Key Technical Strategies
- API Design: Prefer bulk APIs to reduce call overhead. Use view types (e.g.,
std::string_view) to avoid copying, and design types to be thread-compatible rather than internally thread-safe unless necessary to avoid locking overhead for single-threaded users. - Algorithmic Improvements: This is the highest impact area. Examples include replacing O(N²) algorithms with O(N) or O(N log N), upgrading hash functions, and replacing sorted-list intersections with hash table lookups.
- Memory Representation: Use compact data structures to improve cache locality. Prefer indices over pointers (pointers are large on 64-bit systems), use arenas for allocation, and prefer arrays/vectors over map structures for small datasets.

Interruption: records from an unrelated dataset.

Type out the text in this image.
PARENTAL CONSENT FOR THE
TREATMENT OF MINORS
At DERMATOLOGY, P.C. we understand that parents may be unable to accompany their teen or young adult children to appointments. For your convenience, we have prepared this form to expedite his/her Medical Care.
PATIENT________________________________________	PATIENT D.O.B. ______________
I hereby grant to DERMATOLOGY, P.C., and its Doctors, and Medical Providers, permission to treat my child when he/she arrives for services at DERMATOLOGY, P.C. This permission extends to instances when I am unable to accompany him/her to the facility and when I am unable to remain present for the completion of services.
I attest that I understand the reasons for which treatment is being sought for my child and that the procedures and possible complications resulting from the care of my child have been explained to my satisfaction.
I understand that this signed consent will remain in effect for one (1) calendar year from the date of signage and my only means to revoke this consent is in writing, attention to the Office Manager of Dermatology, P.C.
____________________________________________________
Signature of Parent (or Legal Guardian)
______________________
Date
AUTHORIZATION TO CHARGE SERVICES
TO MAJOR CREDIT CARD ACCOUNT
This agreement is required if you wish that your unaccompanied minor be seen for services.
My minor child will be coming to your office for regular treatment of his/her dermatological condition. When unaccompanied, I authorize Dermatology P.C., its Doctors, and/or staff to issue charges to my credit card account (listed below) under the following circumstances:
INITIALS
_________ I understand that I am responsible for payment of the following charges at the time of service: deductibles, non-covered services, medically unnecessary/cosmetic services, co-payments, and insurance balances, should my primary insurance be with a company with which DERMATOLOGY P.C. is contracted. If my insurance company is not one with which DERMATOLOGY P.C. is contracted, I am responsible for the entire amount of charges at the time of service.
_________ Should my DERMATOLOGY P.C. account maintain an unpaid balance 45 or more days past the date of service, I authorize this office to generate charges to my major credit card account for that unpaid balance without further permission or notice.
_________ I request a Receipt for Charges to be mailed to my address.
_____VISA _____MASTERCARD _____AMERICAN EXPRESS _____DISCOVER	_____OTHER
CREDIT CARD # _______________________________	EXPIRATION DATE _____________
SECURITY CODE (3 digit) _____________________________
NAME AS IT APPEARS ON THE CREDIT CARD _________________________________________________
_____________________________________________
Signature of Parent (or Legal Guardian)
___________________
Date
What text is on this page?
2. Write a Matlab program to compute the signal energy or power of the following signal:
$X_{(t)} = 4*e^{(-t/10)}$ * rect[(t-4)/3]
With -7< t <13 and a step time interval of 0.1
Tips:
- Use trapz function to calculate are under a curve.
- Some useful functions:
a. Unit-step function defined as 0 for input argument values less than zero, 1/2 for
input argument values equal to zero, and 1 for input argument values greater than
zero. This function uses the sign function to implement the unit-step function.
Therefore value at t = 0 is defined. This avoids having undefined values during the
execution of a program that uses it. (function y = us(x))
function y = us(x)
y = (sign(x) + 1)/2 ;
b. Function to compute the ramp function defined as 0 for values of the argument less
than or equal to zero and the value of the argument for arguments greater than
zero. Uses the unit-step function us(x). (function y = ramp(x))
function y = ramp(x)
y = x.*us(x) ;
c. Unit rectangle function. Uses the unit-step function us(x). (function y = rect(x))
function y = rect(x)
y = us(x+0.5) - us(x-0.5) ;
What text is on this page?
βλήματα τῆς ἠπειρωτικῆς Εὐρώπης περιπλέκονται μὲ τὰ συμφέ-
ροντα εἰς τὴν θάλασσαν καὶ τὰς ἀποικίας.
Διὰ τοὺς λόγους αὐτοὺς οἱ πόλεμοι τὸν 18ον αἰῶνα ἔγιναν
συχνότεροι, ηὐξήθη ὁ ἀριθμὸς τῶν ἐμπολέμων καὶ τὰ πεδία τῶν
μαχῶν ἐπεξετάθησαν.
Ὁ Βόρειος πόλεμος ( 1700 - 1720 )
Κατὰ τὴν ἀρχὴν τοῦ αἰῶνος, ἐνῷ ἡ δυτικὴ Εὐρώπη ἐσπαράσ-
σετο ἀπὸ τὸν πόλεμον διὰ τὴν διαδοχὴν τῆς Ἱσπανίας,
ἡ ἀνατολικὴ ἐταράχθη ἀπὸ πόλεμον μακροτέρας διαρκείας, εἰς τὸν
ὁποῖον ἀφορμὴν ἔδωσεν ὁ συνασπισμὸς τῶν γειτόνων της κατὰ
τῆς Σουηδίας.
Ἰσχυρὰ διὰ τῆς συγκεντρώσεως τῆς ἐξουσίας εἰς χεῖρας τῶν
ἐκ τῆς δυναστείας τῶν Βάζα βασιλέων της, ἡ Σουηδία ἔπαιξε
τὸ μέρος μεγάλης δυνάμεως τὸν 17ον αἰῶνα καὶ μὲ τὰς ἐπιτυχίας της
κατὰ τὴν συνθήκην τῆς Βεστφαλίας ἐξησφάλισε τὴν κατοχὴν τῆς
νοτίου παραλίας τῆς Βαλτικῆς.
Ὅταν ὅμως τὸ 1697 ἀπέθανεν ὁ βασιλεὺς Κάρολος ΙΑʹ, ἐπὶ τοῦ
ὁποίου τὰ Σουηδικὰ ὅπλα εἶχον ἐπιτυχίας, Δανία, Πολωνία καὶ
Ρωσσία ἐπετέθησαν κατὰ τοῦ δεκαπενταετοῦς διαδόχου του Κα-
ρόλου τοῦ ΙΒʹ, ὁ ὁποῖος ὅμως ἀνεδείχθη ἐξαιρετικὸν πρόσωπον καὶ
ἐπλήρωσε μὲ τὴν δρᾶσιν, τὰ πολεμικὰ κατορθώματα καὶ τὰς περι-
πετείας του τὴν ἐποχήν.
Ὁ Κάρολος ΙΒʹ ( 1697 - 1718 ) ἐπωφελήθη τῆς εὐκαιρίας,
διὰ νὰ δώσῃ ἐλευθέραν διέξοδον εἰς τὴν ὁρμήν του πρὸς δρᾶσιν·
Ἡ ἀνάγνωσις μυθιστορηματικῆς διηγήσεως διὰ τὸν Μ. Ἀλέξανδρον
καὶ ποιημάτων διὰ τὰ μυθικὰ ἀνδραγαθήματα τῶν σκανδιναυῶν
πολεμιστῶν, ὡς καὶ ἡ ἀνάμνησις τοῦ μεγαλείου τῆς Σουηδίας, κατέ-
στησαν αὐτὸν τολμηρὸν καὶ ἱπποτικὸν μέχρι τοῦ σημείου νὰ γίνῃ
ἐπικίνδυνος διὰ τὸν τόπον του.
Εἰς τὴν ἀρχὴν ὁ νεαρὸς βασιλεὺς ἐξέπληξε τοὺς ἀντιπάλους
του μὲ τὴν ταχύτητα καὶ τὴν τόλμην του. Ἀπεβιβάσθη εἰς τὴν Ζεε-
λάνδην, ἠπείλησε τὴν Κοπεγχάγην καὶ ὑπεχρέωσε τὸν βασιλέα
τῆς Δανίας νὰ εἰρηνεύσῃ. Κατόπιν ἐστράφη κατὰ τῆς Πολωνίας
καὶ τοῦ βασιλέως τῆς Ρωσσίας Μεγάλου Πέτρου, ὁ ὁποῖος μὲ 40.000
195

- Reducing Allocations: Allocations are expensive due to allocator lock contention and cache misses. Strategies include reusing temporary objects, pre-sizing vectors (
reserve), and hoisting variable definitions out of loops. - Concurrency: Amortize lock acquisition (batch operations), shard data structures to reduce contention, and keep critical sections short.
Avoiding Unnecessary Work
The most effective optimization is skipping work entirely. This includes:
- Fast Paths: Create special handling for common, simple cases (e.g., ASCII strings vs. UTF-8).
- Deferral: Don’t compute expensive statistics or values until they are actually requested.
- Specialization: Write specialized code instead of using generic libraries for hot paths (e.g., custom string formatting).
Protocol Buffers and C++ Specifics
While useful, Protocol Buffers can be performance bottlenecks. The authors advise against deep message hierarchies, unnecessary copying (use bytes or arenas), and excessive usage. For C++, they recommend modern Abseil containers like absl::flat_hash_map and absl::InlinedVector over standard library equivalents for better cache performance and reduced allocation overhead.
Mentoring question
Looking at a service or module you own, can you perform a back-of-the-envelope calculation to estimate its theoretical maximum performance, and if there is a discrepancy with reality, would a ‘fast path’ or data structure change (like switching from a map to an array) be the most effective way to close that gap?